In other words, McFarlane’s work is going to fund antivaccine quackery and antivaccine propaganda for the masses.

But what’s really infuriating, what’s really annoying is how the press reports this:

“Our hope is to drive people to our Web site,” McFarland said. The site, www.celebritiesagainstautism.org, is currently selling puzzle pieces for $1 each, which will contribute to the World’s Largest Puzzle, to support families affected by autism. Patrons may also be on the lookout for therapy dogs provided by Golden Ticket Puppies. The puppies made a splash last year and will return to the event this year. McFarland has partnered with celebrities Jenny McCarthy and Jim Carrey, whose Generation Rescue Organization also works to fight autism and support research and treatment for families.

No, Ms McFarlane, Generation Rescue funds and supports antivaccine marches on Washington, DC; antivaccine propaganda in the form of ads in major newspapers and publicity pushing the message that vaccines cause autism using extreme misinformation like the “toxin” gambit; and relentless attacks on anyone who would dispute that pseudoscientific message and simply state the plain science, which does not find a detectable association between either mercury and autism or vaccines and autism, or even just do a balanced portrayal of those Generation Rescue’s founder J.B. Handley consider to be enemies.

I have to wonder if Ms.

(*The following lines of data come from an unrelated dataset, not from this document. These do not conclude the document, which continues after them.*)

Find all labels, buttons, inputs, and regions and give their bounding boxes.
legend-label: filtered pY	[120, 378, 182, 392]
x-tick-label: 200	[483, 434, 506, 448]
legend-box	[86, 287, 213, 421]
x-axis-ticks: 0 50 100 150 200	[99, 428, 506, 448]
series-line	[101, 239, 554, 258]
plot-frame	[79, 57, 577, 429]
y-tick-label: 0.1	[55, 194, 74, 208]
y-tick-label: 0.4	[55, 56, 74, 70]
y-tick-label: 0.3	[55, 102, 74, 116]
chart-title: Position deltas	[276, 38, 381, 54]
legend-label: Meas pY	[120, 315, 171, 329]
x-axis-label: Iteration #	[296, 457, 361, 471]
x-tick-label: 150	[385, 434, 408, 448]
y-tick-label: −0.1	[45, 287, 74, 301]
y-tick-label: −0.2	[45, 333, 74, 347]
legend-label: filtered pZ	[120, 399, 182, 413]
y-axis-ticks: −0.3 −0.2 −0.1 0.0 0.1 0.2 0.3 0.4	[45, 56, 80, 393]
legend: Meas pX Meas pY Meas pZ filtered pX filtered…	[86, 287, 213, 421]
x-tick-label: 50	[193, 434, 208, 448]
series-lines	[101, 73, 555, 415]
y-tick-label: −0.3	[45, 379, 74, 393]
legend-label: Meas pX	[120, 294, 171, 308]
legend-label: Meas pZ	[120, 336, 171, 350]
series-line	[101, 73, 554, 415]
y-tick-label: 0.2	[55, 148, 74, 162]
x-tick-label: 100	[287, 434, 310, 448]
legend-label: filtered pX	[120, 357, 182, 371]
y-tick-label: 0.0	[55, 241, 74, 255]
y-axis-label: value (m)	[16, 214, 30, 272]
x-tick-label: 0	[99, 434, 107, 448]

McFarlane knows just what kind of people she’s become involved with. She’s made a deal with the devil. Sure, she’ll get lots of money hooking up with Jenny McCarthy. Sure, she’ll get to hang out with celebrities. But at what price?

The price of any credibility at all, that’s what. The price is that she has, whether she knows it or not, aligned herself with some of the worst of the antivaccine activists and quacks that exist. Her efforts and the money she raises will go to fund ideological efforts to weaken herd immunity by dissuading parents from vaccinating their children. I hope one day she wakes up. Or, if she does know with whom she’s affiliated herself, I hope it’s all worth it. I understand that she wants to help her child. However, there are some prices that are too high to pay.